The chart below displays Sony’s segmental revenue breakup over the past three years as presented by Main Street Data.

Sony’s Forecast Clouded by Trump’s Tariffs
Unfortunately, Sony’s forecast appears cautious, with the company preparing to take a hit from Trump’s trade war. Net profit for Fiscal 2025 is projected at 930 billion yen, much below analysts’ estimates of 1.15 trillion yen. Similarly, Sony’s net sales’ projection of 11.70 trillion yen fell short of analysts’ expectations of 13.29 trillion yen. Meanwhile, operating profit is expected to remain nearly flat at 1.28 trillion yen compared to FY24.
Sony has been increasing prices of its products where possible to mitigate the impact of tariffs. Last month, the video game maker raised prices of its PlayStation 5 consoles in Europe, Australia, and New Zealand, attributing the hikes to inflation and exchange rate fluctuations. In Q4FY24, Sony sold only 18.5 million PlayStation 5 consoles, compared to 20.8 million sold in the prior year period. Looking ahead, Sony expects its gaming business to report a 16% jump in profit, backed by higher sales of first-party games.
The U.S. is one of the biggest markets for the PlayStation consoles but a majority of them are manufactured in China. Sony could hike prices in the U.S. too, if the tariffs take full effect.

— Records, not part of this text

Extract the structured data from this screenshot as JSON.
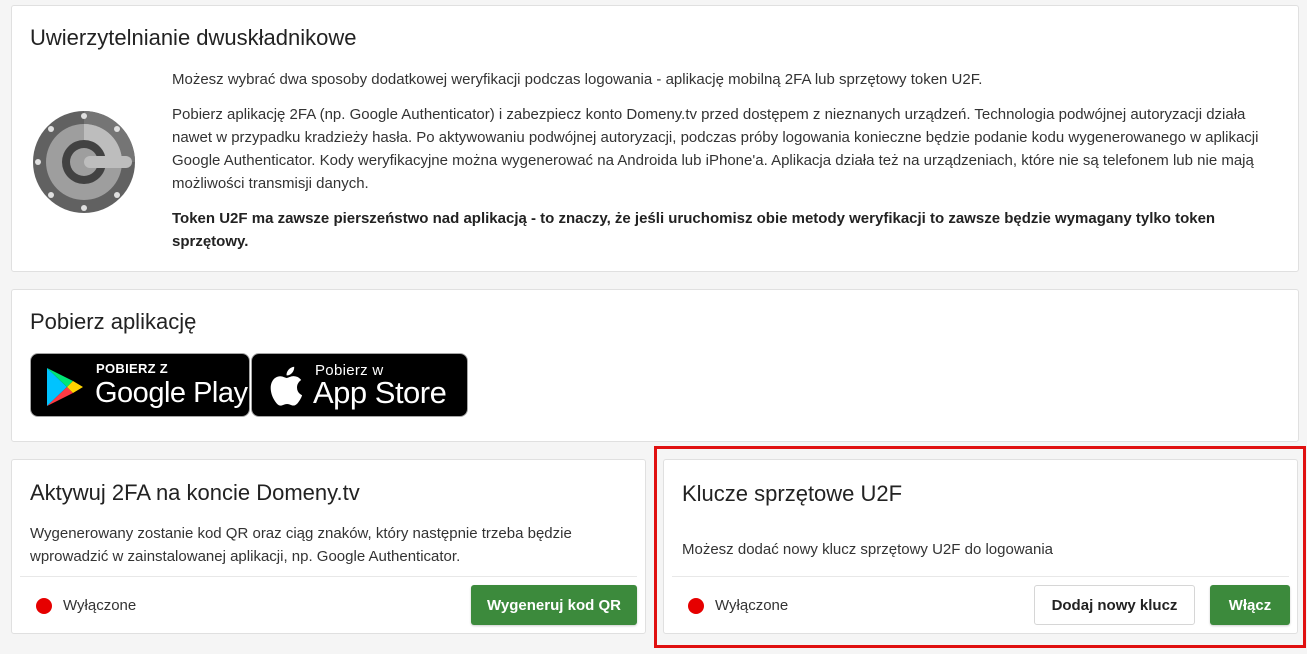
{
  "twofa_info": {
    "title": "Uwierzytelnianie dwuskładnikowe",
    "logo_icon": "google-authenticator-icon",
    "paragraphs": [
      "Możesz wybrać dwa sposoby dodatkowej weryfikacji podczas logowania - aplikację mobilną 2FA lub sprzętowy token U2F.",
      "Pobierz aplikację 2FA (np. Google Authenticator) i zabezpiecz konto Domeny.tv przed dostępem z nieznanych urządzeń. Technologia podwójnej autoryzacji działa nawet w przypadku kradzieży hasła. Po aktywowaniu podwójnej autoryzacji, podczas próby logowania konieczne będzie podanie kodu wygenerowanego w aplikacji Google Authenticator. Kody weryfikacyjne można wygenerować na Androida lub iPhone'a. Aplikacja działa też na urządzeniach, które nie są telefonem lub nie mają możliwości transmisji danych."
    ],
    "bold_note": "Token U2F ma zawsze pierszeństwo nad aplikacją - to znaczy, że jeśli uruchomisz obie metody weryfikacji to zawsze będzie wymagany tylko token sprzętowy."
  },
  "download": {
    "title": "Pobierz aplikację",
    "google_play": {
      "small": "POBIERZ Z",
      "big": "Google Play",
      "icon": "google-play-icon"
    },
    "app_store": {
      "small": "Pobierz w",
      "big": "App Store",
      "icon": "apple-icon"
    }
  },
  "activate_2fa": {
    "title": "Aktywuj 2FA na koncie Domeny.tv",
    "description": "Wygenerowany zostanie kod QR oraz ciąg znaków, który następnie trzeba będzie wprowadzić w zainstalowanej aplikacji, np. Google Authenticator.",
    "status": "Wyłączone",
    "button": "Wygeneruj kod QR"
  },
  "u2f_keys": {
    "title": "Klucze sprzętowe U2F",
    "description": "Możesz dodać nowy klucz sprzętowy U2F do logowania",
    "status": "Wyłączone",
    "add_button": "Dodaj nowy klucz",
    "enable_button": "Włącz"
  },
  "colors": {
    "accent_green": "#3c8a3c",
    "status_off": "#e60000",
    "highlight_red": "#e01010"
  }
}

Moreover, Sony’s image sensors, used in smartphones, and its movie productions could also be impacted by tariffs if Trump decides to impose strict taxes on handsets and movies made outside U.S.

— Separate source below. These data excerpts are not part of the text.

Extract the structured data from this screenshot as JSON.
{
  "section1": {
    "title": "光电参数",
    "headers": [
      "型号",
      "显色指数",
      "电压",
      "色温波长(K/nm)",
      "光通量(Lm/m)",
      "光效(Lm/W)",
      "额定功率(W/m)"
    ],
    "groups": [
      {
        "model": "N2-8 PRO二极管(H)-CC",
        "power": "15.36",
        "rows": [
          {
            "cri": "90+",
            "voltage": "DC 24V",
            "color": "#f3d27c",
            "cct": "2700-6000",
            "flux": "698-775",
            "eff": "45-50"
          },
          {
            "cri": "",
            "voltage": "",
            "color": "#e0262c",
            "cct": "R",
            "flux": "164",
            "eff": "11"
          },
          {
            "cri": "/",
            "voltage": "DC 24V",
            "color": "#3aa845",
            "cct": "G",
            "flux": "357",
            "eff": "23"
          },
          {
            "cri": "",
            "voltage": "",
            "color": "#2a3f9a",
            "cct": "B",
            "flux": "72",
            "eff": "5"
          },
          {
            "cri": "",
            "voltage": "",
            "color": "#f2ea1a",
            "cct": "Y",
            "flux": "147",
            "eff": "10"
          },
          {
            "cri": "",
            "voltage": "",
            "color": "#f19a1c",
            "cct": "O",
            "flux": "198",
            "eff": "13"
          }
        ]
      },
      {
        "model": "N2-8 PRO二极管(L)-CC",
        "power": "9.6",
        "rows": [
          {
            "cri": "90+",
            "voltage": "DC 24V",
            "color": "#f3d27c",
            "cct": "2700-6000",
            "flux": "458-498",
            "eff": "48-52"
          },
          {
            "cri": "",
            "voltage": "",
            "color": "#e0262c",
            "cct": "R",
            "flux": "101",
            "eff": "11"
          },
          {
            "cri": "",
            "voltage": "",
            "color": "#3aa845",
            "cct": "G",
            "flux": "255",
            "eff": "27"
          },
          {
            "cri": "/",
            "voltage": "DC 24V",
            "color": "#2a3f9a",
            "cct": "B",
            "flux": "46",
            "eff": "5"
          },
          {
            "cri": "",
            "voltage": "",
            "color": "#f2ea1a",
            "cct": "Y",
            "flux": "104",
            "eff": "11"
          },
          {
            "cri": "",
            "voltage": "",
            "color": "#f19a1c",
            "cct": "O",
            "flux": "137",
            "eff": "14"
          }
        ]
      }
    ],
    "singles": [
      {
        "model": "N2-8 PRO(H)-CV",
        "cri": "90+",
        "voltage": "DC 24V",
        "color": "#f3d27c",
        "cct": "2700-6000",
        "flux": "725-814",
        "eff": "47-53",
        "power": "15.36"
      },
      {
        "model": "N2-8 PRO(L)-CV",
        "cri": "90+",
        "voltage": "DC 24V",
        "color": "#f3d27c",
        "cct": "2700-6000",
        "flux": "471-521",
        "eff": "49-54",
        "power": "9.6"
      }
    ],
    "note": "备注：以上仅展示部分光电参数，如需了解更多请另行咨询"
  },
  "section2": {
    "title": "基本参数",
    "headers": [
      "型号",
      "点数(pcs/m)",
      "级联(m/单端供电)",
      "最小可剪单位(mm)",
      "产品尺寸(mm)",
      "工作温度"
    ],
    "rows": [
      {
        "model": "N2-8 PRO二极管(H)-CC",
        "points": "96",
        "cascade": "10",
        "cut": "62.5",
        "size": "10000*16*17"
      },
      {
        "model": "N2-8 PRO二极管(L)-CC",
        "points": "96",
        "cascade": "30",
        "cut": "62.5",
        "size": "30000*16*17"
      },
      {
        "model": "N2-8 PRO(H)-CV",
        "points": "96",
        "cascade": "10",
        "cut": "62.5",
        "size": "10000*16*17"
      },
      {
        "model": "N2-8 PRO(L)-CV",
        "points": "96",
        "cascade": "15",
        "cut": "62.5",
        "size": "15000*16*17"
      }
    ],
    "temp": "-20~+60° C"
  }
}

Sony’s Restructuring Takes Shape
Notably, Sony announced a partial spin-off of its financial unit, Sony Financial Group Inc. (SFGI), as part of its strategic shift to focus more on its music, games, and movies businesses. Post the partial divestment, Sony Group will hold a less than 20% stake in the finance unit. The transaction is expected to take effect on September 29, via a listing of SFGI shares on the Tokyo Stock Exchange.
In lieu of the spin-off, Sony Group will distribute 80% of SFGI’s stake to its existing shareholders in the form of a stock dividend, on a one-for-one basis. Sony also announced a stock buyback plan of up to 250 billion yen. Sony shares are trending up 2.3% on the Tokyo stock exchange at the time of writing, majorly because of the spin-off and stock buyback news.
Is SONY Stock a Good Buy Now?
On TipRanks, SONY stock has a Moderate Buy consensus rating based on two Buys and one Hold rating. The average Sony price target of $33 implies 34.5% upside potential from current levels. Year-to-date, SONY stock has gained nearly 16%.
Please note, these ratings could change after analysts review their stock recommendations post today’s earnings announcement.